Na seqüência, será feita a impermeabilização da estrutura. Segundo o secretário municipal de Obras, Leandro Joaquim, a previsão é que os trabalhos levem três semanas, dependendo das condições climáticas. A Secretaria de Obras também se prepara para elaborar o edital de licitação para contratação da empresa que ficará responsável pelo monitoramento do aterro das cabeceiras.

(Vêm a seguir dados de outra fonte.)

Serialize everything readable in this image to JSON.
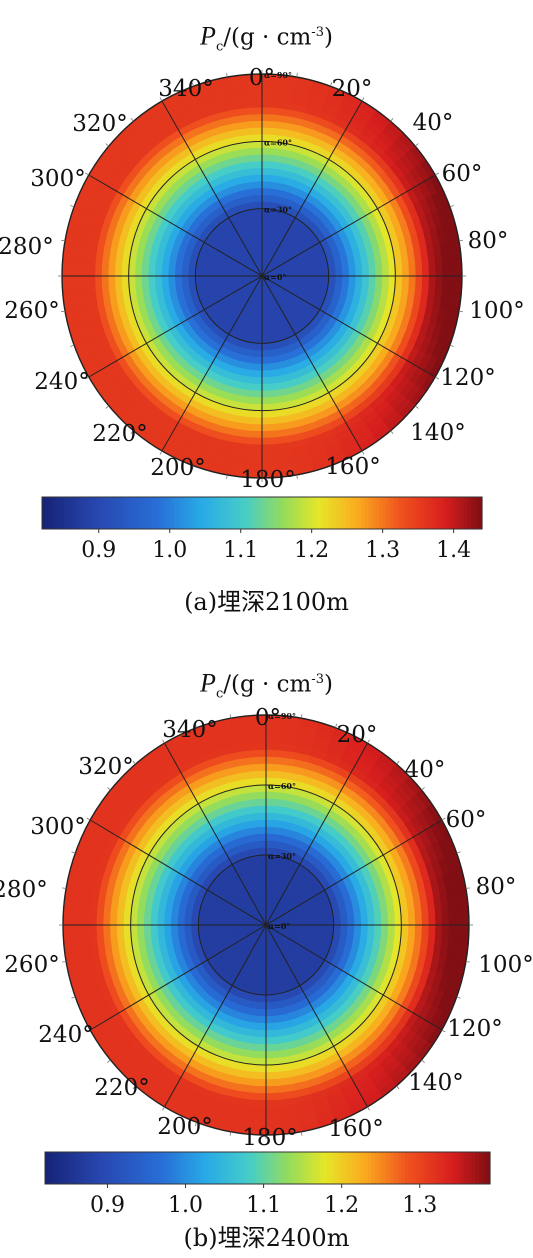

O laudo da EPT indicou que a construção do aterro em camadas, com o monitoramento de cada etapa através de aparelhos, é a alternativa viável para verificar qual é o impacto do solo sobre a estrutura, garantindo dessa forma que a ponte não volte a apresentar problemas.
A EPT esclareceu que o monitoramento do aterro tem que ser feito com a utilização de equipamentos conhecidos como inclinômetro e piezômetro. Como a prefeitura não dispõe desses equipamentos, será então aberto processo licitatório para que seja feita a medição do aterro e a interpretação dos dados coletados.